Its one game was hardwired into the system: Two players controlled dots that could chase each other around the screen. Although it was exceptionally simple, this prototype was enough to pique the interest of Sanders Associates' corporate director Herb Chapman, who approved $2500 funding for further research. Baer and Tremblay, along with Bill Harrison and Bob Rusch, continued to work on the device, and by 1968 – after producing seven iterations – finally completed what they called "The Brown Box". This prototype video game system was capable of playing several variants of Chase, Handball, Table Tennis, and Golf, and was also compatible with the light gun that Baer developed for the machine.
The Brown Box was shown to a variety of potential manufacturers, including Motorola and General Electronics, but it was ultimately Magnavox that signed the deal – giving rise to the Odyssey 1TL200, the very first home video game console that was launched in August 1972.
The Sumer Game
- Developer: Doug Dyment
- Release: 1968
- System: DEC PDP-8
- Importance: Antecedent resource management and city-building game
Written in 1968 by Doug Dyment on the DEC PDP-8 minicomputer using the newly created FOCAL programming language, The Sumer Game was an early text-only resource management strategy game. Players took the role of ancient Babylonian king Hammurabi, and went through ten rounds of turn-based decision-making, which involved figuring out how much of their resources to spend on feeding the population, sowing new lands, and dealing with random events such as plagues.
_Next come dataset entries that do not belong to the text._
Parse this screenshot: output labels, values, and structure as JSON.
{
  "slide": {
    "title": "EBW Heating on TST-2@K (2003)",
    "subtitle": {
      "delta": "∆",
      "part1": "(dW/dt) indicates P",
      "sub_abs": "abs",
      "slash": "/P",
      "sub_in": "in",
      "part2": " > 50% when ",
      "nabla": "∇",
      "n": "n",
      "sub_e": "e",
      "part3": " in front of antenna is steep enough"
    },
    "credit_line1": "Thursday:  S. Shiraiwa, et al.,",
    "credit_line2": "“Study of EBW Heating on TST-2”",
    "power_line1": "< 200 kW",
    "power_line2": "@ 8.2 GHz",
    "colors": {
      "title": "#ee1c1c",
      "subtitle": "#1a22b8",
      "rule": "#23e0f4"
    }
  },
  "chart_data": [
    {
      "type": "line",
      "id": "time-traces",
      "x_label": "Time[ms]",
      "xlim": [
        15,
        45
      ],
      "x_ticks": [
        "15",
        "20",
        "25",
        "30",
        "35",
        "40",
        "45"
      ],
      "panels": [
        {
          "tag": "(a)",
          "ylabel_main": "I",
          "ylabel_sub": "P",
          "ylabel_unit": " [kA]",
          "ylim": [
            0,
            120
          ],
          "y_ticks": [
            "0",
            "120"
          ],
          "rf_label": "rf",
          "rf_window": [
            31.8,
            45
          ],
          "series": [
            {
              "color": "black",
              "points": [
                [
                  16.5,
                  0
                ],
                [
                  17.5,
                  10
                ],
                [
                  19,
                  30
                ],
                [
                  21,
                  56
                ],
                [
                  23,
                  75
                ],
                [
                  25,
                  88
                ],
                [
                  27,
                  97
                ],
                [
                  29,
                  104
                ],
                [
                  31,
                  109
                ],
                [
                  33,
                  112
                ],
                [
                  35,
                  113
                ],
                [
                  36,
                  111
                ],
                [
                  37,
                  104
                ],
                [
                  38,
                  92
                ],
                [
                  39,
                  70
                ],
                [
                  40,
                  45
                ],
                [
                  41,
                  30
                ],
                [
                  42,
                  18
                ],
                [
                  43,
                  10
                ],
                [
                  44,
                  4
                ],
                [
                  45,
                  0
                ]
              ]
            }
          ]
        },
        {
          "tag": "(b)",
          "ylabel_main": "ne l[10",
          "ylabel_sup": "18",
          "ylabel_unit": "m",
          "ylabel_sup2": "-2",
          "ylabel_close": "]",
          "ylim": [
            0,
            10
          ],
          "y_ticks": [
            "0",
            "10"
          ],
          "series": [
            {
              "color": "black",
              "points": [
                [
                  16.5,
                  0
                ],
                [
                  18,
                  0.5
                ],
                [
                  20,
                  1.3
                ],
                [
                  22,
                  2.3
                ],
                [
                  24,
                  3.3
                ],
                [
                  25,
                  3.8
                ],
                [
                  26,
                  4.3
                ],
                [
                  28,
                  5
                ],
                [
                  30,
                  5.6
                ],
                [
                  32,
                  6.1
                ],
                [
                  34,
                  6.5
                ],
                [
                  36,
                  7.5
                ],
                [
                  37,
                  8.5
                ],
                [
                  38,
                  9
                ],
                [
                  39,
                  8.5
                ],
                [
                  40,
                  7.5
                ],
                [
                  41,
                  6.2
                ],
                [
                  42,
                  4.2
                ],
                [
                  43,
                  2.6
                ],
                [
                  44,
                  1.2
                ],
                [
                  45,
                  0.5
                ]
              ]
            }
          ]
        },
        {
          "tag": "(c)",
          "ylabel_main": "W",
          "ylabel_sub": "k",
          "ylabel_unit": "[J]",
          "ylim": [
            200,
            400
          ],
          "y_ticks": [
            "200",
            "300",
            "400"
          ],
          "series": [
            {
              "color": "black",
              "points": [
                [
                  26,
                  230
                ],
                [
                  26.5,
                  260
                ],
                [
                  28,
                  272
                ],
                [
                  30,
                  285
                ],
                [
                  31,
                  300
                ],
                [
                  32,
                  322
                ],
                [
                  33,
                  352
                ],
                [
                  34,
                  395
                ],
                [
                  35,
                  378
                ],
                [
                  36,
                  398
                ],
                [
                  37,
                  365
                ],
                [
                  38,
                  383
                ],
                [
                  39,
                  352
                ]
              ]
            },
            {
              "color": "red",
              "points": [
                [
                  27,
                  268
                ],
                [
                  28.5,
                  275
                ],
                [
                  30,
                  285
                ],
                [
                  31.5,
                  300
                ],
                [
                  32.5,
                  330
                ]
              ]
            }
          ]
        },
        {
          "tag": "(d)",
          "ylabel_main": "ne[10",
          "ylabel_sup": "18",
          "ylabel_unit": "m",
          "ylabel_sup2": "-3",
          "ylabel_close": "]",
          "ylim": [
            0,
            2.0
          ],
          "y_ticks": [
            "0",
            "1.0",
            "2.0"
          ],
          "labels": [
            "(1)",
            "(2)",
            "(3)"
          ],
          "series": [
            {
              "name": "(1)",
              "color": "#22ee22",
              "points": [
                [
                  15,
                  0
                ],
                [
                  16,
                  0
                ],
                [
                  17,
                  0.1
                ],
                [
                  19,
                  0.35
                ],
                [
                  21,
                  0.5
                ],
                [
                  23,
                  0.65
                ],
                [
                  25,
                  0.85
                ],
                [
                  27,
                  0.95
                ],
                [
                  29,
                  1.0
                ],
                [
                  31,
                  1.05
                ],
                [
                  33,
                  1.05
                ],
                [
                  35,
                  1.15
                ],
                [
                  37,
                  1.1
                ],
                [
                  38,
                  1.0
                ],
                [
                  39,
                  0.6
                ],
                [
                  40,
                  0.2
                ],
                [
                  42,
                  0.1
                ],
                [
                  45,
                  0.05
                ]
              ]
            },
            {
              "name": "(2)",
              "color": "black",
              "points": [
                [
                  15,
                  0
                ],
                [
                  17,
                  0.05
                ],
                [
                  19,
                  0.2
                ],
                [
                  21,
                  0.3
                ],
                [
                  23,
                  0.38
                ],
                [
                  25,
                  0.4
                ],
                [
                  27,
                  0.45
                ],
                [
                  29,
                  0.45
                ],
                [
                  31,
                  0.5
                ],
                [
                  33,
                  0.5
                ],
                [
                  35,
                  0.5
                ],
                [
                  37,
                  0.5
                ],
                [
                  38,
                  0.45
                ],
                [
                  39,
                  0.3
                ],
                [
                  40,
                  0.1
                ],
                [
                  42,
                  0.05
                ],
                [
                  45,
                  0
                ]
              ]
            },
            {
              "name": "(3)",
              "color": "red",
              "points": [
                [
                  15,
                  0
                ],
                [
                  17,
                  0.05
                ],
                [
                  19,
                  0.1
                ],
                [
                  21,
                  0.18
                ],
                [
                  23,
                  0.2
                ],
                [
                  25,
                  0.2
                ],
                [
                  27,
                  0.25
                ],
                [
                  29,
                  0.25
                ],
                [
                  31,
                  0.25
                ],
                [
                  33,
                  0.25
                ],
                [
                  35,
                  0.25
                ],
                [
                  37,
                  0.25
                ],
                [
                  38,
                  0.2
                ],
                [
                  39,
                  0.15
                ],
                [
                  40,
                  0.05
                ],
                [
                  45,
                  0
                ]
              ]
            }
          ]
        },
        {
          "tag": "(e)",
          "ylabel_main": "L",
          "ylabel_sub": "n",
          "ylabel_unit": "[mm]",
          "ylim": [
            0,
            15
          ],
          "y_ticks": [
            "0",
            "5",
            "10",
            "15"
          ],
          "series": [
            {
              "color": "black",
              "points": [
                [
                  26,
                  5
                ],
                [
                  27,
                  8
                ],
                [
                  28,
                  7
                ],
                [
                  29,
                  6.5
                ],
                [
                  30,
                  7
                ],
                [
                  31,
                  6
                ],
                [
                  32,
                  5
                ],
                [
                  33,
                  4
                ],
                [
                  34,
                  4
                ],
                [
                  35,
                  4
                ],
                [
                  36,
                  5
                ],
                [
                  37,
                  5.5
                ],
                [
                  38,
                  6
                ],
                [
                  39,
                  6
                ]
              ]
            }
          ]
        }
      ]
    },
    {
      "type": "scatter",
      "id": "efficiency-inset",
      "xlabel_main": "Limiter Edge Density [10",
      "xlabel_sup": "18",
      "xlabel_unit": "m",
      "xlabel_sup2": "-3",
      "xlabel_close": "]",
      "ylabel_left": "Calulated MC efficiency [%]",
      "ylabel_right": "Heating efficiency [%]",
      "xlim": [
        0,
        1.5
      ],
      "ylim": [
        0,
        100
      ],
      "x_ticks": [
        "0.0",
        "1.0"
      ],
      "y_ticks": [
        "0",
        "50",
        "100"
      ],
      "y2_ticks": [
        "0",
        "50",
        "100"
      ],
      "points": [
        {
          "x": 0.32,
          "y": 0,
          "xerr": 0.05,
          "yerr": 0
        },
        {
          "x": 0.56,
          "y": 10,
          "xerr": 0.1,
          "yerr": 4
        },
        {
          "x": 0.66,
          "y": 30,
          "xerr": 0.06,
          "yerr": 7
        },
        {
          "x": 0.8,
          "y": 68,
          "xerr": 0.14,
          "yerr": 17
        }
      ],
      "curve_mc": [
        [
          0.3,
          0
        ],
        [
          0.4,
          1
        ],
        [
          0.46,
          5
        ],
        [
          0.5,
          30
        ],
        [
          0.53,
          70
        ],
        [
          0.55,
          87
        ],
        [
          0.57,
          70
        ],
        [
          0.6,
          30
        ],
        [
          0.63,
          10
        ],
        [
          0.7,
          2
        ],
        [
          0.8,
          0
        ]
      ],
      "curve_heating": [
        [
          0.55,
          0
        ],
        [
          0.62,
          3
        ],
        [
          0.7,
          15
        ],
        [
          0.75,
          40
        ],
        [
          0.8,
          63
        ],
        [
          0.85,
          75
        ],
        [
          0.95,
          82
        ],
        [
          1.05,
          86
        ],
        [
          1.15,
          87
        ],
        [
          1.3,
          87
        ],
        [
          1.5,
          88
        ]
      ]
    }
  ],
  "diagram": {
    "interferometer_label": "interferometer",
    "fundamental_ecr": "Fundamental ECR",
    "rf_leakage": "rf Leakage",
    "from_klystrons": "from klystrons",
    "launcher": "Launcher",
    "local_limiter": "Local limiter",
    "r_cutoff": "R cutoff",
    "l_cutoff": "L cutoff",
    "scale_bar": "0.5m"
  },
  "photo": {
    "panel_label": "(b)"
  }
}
Although The Sumer Game isn't particularly well known, an expanded type-in listing of the game called Hamurabi was included in David Ahl's 1973 book, BASIC Computer Games. Thanks to budding hackers using it to learn how to program, many different variations of the game were created, and Hamurabi ultimately went on to be expanded into several different resource management games, including Kingdom, Dukedom, and Santa Paravia en Fiumaccio.
While it's true that The Sumer Game was predated by other economic and resource management games, most notably the 1966 IBM program, The Sumerian Game, Dyment's creation ultimately had a huge influence on the development of subsequent resource management games, and can be considered an antecedent to such titles as Sim City and Civilization.